How does the product and chain rule apply to this problem?

[JoshHolloway]

Could someone please help me, I do not understand how the author of my textbook gets from one point to another. Here is the problem worked out, after the problem I will explain which part I don't understand.

f(x)=x(x-4)^3
f'(x)=x[3(x-4)^2]+(x-4)^3
=(x-4)^2(4x-4)

I do not understand how the author gets from here:
f'(x)=x[3(x-4)^2]+(x-4)^3
to here:
=(x-4)^2(4x-4)

 

[JoshHolloway]

When I do it it looks like this:
f'(x)=x[3(x-4)^2]+(x-4)^3
=x[3(x^2-8x+16)]+(x-4)(x^2-8x+16)
=x(3x^2-24x+48)+(x^3-8x^2+16x-4x^2+32x-64)
=3x^3-24x^2+48x+x^3-8x^2+16x-4x^2+32x-64
=4x^3-36x^2+96x-64
=4(x^3-9x^2+24x-16)

 

[JoshHolloway]

I am obviously doing something wrong, but I can't seem to figure it out. It will help me a great deal when I figure out what I am doing wrong in these types of problems, so any help is greatly apreciated.

 

[jma2001]

I believe it was done by factoring (x-4)^2 out of the second line.

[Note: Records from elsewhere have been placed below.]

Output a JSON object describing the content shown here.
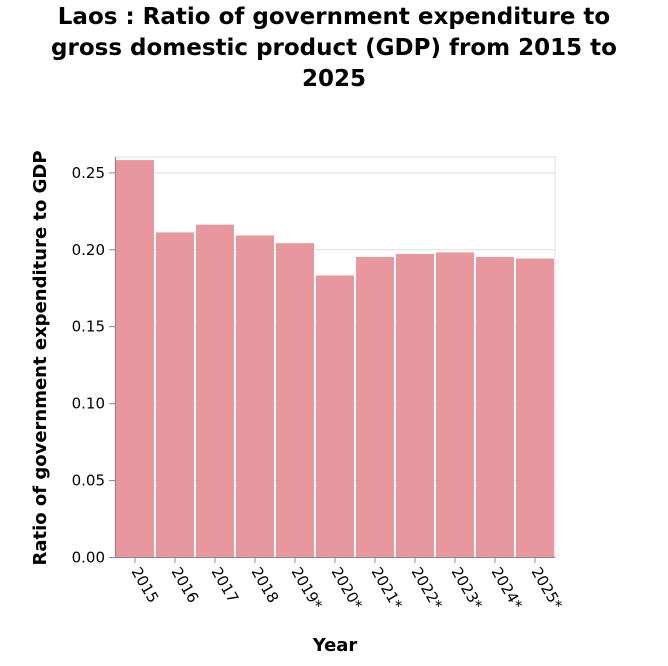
{
  "chart_data": {
    "type": "bar",
    "title_lines": [
      "Laos : Ratio of government expenditure to",
      "gross domestic product (GDP) from 2015 to",
      "2025"
    ],
    "xlabel": "Year",
    "ylabel": "Ratio of government expenditure to GDP",
    "categories": [
      "2015",
      "2016",
      "2017",
      "2018",
      "2019*",
      "2020*",
      "2021*",
      "2022*",
      "2023*",
      "2024*",
      "2025*"
    ],
    "values": [
      0.258,
      0.211,
      0.216,
      0.209,
      0.204,
      0.183,
      0.195,
      0.197,
      0.198,
      0.195,
      0.194
    ],
    "ylim": [
      0,
      0.26
    ],
    "yticks": [
      "0.00",
      "0.05",
      "0.10",
      "0.15",
      "0.20",
      "0.25"
    ],
    "grid": true,
    "bar_color": "#e8979f",
    "grid_color": "#dddddd",
    "axis_color": "#888888"
  }
}
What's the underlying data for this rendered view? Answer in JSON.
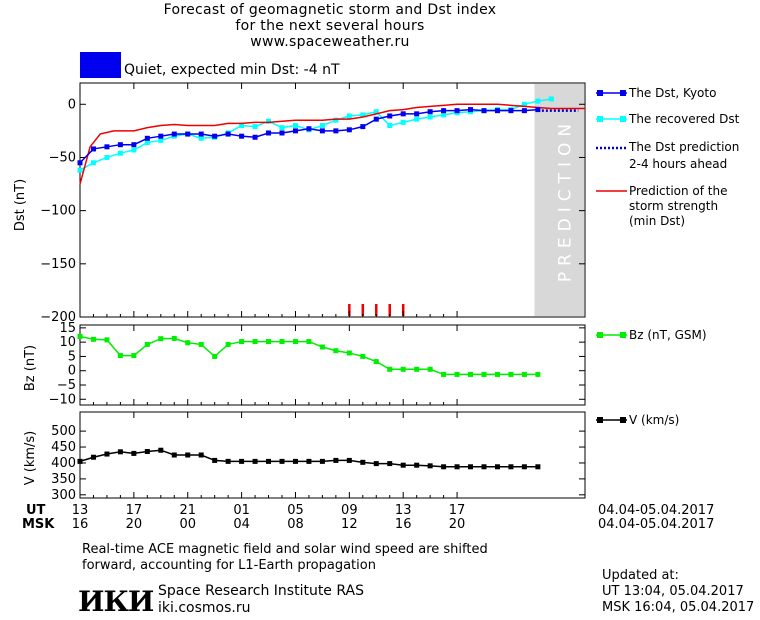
{
  "header": {
    "title_lines": [
      "Forecast of geomagnetic storm and Dst index",
      "for the next several hours",
      "www.spaceweather.ru"
    ],
    "status_text": "Quiet, expected min Dst: -4 nT",
    "status_color": "#0000ee"
  },
  "legend": {
    "dst_kyoto": "The Dst, Kyoto",
    "dst_recovered": "The recovered Dst",
    "dst_prediction_line1": "The Dst prediction",
    "dst_prediction_line2": "2-4 hours ahead",
    "storm_line1": "Prediction of the",
    "storm_line2": "storm strength",
    "storm_line3": "(min Dst)",
    "bz": "Bz (nT, GSM)",
    "v": "V (km/s)"
  },
  "prediction_label": "PREDICTION",
  "time_axis": {
    "ut_label": "UT",
    "msk_label": "MSK",
    "ut_ticks": [
      "13",
      "17",
      "21",
      "01",
      "05",
      "09",
      "13",
      "17"
    ],
    "msk_ticks": [
      "16",
      "20",
      "00",
      "04",
      "08",
      "12",
      "16",
      "20"
    ],
    "ut_range": "04.04-05.04.2017",
    "msk_range": "04.04-05.04.2017"
  },
  "footer": {
    "note_line1": "Real-time ACE magnetic field and solar wind speed are shifted",
    "note_line2": "forward, accounting for L1-Earth propagation",
    "institute": "Space Research Institute RAS",
    "site": "iki.cosmos.ru",
    "logo_text": "ИКИ",
    "updated_label": "Updated at:",
    "updated_ut": "UT   13:04, 05.04.2017",
    "updated_msk": "MSK 16:04, 05.04.2017"
  },
  "chart_data": [
    {
      "type": "line",
      "panel": "Dst",
      "ylabel": "Dst (nT)",
      "ylim": [
        -200,
        20
      ],
      "yticks": [
        0,
        -50,
        -100,
        -150,
        -200
      ],
      "xlim_hours": [
        13,
        50.5
      ],
      "prediction_start_hour": 46.75,
      "colors": {
        "kyoto": "#0000ee",
        "recovered": "#00ffff",
        "prediction": "#0000cc",
        "storm": "#ee0000",
        "storm_ticks": "#ee0000",
        "shade": "#d8d8d8"
      },
      "series": [
        {
          "name": "The Dst, Kyoto",
          "x": [
            13,
            14,
            15,
            16,
            17,
            18,
            19,
            20,
            21,
            22,
            23,
            24,
            25,
            26,
            27,
            28,
            29,
            30,
            31,
            32,
            33,
            34,
            35,
            36,
            37,
            38,
            39,
            40,
            41,
            42,
            43,
            44,
            45,
            46,
            47
          ],
          "values": [
            -55,
            -42,
            -40,
            -38,
            -38,
            -32,
            -30,
            -28,
            -28,
            -28,
            -30,
            -28,
            -30,
            -31,
            -27,
            -27,
            -25,
            -23,
            -25,
            -25,
            -24,
            -21,
            -14,
            -11,
            -9,
            -9,
            -7,
            -6,
            -6,
            -5,
            -6,
            -6,
            -6,
            -6,
            -5
          ]
        },
        {
          "name": "The recovered Dst",
          "x": [
            13,
            14,
            15,
            16,
            17,
            18,
            19,
            20,
            21,
            22,
            23,
            24,
            25,
            26,
            27,
            28,
            29,
            30,
            31,
            32,
            33,
            34,
            35,
            36,
            37,
            38,
            39,
            40,
            41,
            42,
            43,
            44,
            45,
            46,
            47,
            48
          ],
          "values": [
            -62,
            -55,
            -50,
            -46,
            -43,
            -36,
            -34,
            -30,
            -28,
            -32,
            -31,
            -27,
            -20,
            -21,
            -16,
            -22,
            -20,
            -24,
            -20,
            -15,
            -11,
            -10,
            -7,
            -20,
            -17,
            -14,
            -12,
            -10,
            -8,
            -7,
            -6,
            -5,
            -5,
            0,
            3,
            5
          ]
        },
        {
          "name": "The Dst prediction 2-4 hours ahead",
          "x": [
            47,
            47.75,
            48.5,
            49.25,
            50
          ],
          "values": [
            -6,
            -6,
            -6,
            -6,
            -6
          ]
        },
        {
          "name": "Prediction of the storm strength (min Dst)",
          "x": [
            13,
            13.75,
            14.5,
            15.5,
            16,
            17,
            18,
            19,
            20,
            21,
            22,
            23,
            24,
            25,
            26,
            27,
            28,
            29,
            30,
            31,
            32,
            33,
            34,
            35,
            36,
            37,
            38,
            39,
            40,
            41,
            42,
            43,
            44,
            45,
            46,
            47,
            48,
            49,
            50.5
          ],
          "values": [
            -75,
            -40,
            -28,
            -25,
            -25,
            -25,
            -22,
            -20,
            -19,
            -20,
            -20,
            -20,
            -18,
            -18,
            -17,
            -17,
            -16,
            -15,
            -15,
            -15,
            -14,
            -14,
            -12,
            -9,
            -6,
            -5,
            -3,
            -2,
            -1,
            0,
            0,
            0,
            0,
            -1,
            -2,
            -3,
            -4,
            -4,
            -4
          ]
        }
      ],
      "storm_ticks_hours": [
        33,
        34,
        35,
        36,
        37
      ]
    },
    {
      "type": "line",
      "panel": "Bz",
      "ylabel": "Bz (nT)",
      "ylim": [
        -12,
        16
      ],
      "yticks": [
        15,
        10,
        5,
        0,
        -5,
        -10
      ],
      "color": "#00ee00",
      "series": [
        {
          "name": "Bz (nT, GSM)",
          "x": [
            13,
            14,
            15,
            16,
            17,
            18,
            19,
            20,
            21,
            22,
            23,
            24,
            25,
            26,
            27,
            28,
            29,
            30,
            31,
            32,
            33,
            34,
            35,
            36,
            37,
            38,
            39,
            40,
            41,
            42,
            43,
            44,
            45,
            46,
            47
          ],
          "values": [
            12,
            11,
            10.8,
            5.3,
            5.3,
            9.2,
            11.2,
            11.3,
            9.8,
            9.2,
            5,
            9.2,
            10.2,
            10.2,
            10.2,
            10.2,
            10.2,
            10.2,
            8.3,
            7,
            6.2,
            5,
            3.2,
            0.5,
            0.5,
            0.5,
            0.5,
            -1.3,
            -1.3,
            -1.3,
            -1.3,
            -1.3,
            -1.3,
            -1.3,
            -1.3
          ]
        }
      ]
    },
    {
      "type": "line",
      "panel": "V",
      "ylabel": "V (km/s)",
      "ylim": [
        290,
        560
      ],
      "yticks": [
        500,
        450,
        400,
        350,
        300
      ],
      "color": "#000000",
      "series": [
        {
          "name": "V (km/s)",
          "x": [
            13,
            14,
            15,
            16,
            17,
            18,
            19,
            20,
            21,
            22,
            23,
            24,
            25,
            26,
            27,
            28,
            29,
            30,
            31,
            32,
            33,
            34,
            35,
            36,
            37,
            38,
            39,
            40,
            41,
            42,
            43,
            44,
            45,
            46,
            47
          ],
          "values": [
            405,
            418,
            428,
            435,
            430,
            436,
            440,
            425,
            425,
            425,
            408,
            405,
            405,
            405,
            405,
            405,
            405,
            405,
            405,
            408,
            408,
            402,
            398,
            398,
            393,
            393,
            391,
            388,
            388,
            388,
            388,
            388,
            388,
            388,
            388
          ]
        }
      ]
    }
  ]
}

So, you end up with: (x-4)^2[3x+(x-4)] which reduces to the final expression.

 

[JoshHolloway]

I don not understand how you can factor (x-4)^2 out of the second line.

 

[jma2001]

The square brackets in the second line are redundant and may be part of what is confusing you. That is:

x[3(x-4)^2] = 3x(x-4)^2

Now, rewrite the second line and see if it makes more sense.

 

[JoshHolloway]

Jimminy Christmas!
It's that easy. Man, I can't believe that. I always mess stupid things up like that. Now it is time for me to find the second derivative.

 

[jma2001]

I'm glad you understand it. That sort of thing used to confuse me all the time, and it still does on occasion. The only way to get better at "seeing" those quick solutions is with lots of practice.

 

[JoshHolloway]

I am learning that the hard way jma. By the way, thanks for the help, I would have never seen that without the assistance.